“Any serious educational initiative that hopes to positively impact the achievement gap must begin with an early social and emotional focus.” (Graves) In a culture where success is greatly determined by scores on Iowa Tests of Basic Skills, ACT scores and grades received, students who lack academic achievement have a hard path leading to their future. The Threat of Stereotype and Meta-Analysis of the Effect of Early Education Interventions on Cognitive and Social Development highlight the effect of stereotypes, the need for quality early childhood programs and the involvement of educators on the achievement of students.
Stereotypes of low achievement, racial prejudice and personal preference are felt by students starting at a young age as ‘higher standards’ are formed, before they are given a chance to even step in the door. The Threat of Stereotype,challenges educators not only to look at early achievement as the single deciding factor for academic lack of achievement, but examine prejudices students face. (Aron-son) Children who are susceptible to the stereotype threat are the students who care the most and are extremely invested in high achievement. As a future educator, I can understand and appreciate the struggle these students go through to undermine expectations and repel stereotypes. Sometimes, it is the learners’ immense pain to prove a stereotype wrong that results in personal disappointment as test scores return low due to nervousness. The Threat of Stereotype, calls the attention of educators to examine and challenge us to look beyond generalizations seen, but, instead, genuinely nurture every child to actualize their dreams through educational opportunities.
Meta-Analysis of the Effect of Early Education Interventions on Cognitive and Social Development,discusses the importance of early childhood programs in the lives of children to develop their cognitive and affective domains. As a future early childhood educator, I hope to reach all students through proper program design and a variety of experiences to develop the cognitive realm. More importantly, I hope to reach children in a way that no study can seem to pin down, through ‘designing interventions at multiple levels with multiple components.’ (Camille) In class, we discussed the importance of knowing your students. While Camille and his team in this article find ‘designing interventions’ for multiple needs to lack evidence on effectiveness and use; I believe it is key for Developmentally Appropriate Practices. When educators reach each child in a unique, personal way, I believe cognitive, social and academic skills will follow.
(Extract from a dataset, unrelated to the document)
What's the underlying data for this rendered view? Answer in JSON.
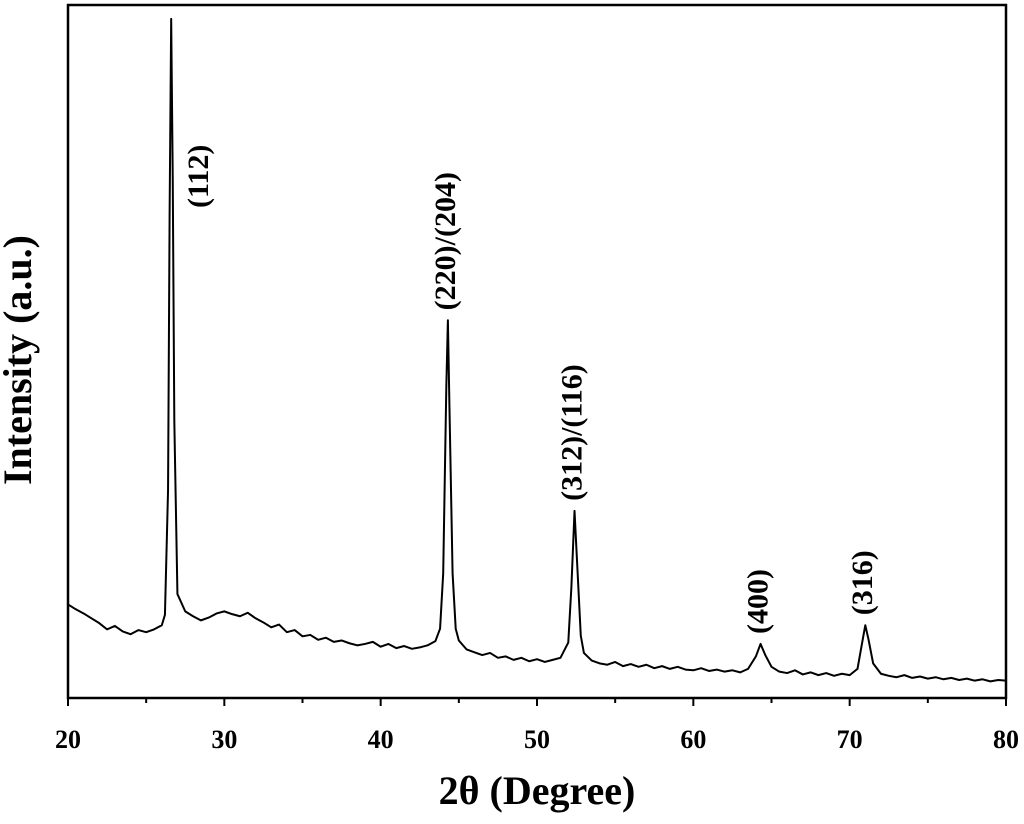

As educators, how can we further the work of quality preschool programs, or decrease the effect of stereotypes? As Ronald Lally stated, referring to the Oregon Head Start program, “any serious educational initiative that hopes to positively impact the achievement gap must begin with an early social and emotional focus.” While I agree with the initiative for quality programs, equal education and the need for students to develop in all areas to decrease achievement gaps; I believe we must also, as stated in The Threat of Stereotypein the trans formative power of educators. (Aronson) Stereotypes and prejudices cause achievement gaps, because when a student knows nothing better is expected of them, why should they expect any better of themselves?
Many factors contribute to achievement gaps such as health, socioeconomic status, stereotypes and early achievement. Each factor must be considered as a threat to the achievement of students and cared for to ensure the greatest chance of success. Sometimes, one of the factors is lack on involvement in a preschool program to provide a strong foundation. Sometimes, achievement gaps in education are caused from poor education within a poor-quality early childhood education center. Or maybe even a teacher’s lack of passion for children in an elementary or early childhood experience.
As a future educator, I will seek to weaken the threat of stereotypes through one-on-one attention to cognitive and diverse needs. I will seek to provide a strong foundation of early childhood education, while seeking to supply equal opportunities for all young people. Allowing for equality and education is essential, as students move beyond stereotypes and onto a brighter future. Educators, students, parents and the community must impact the achievement gap through early social and emotional focus and by weakening the presence of achievement gaps.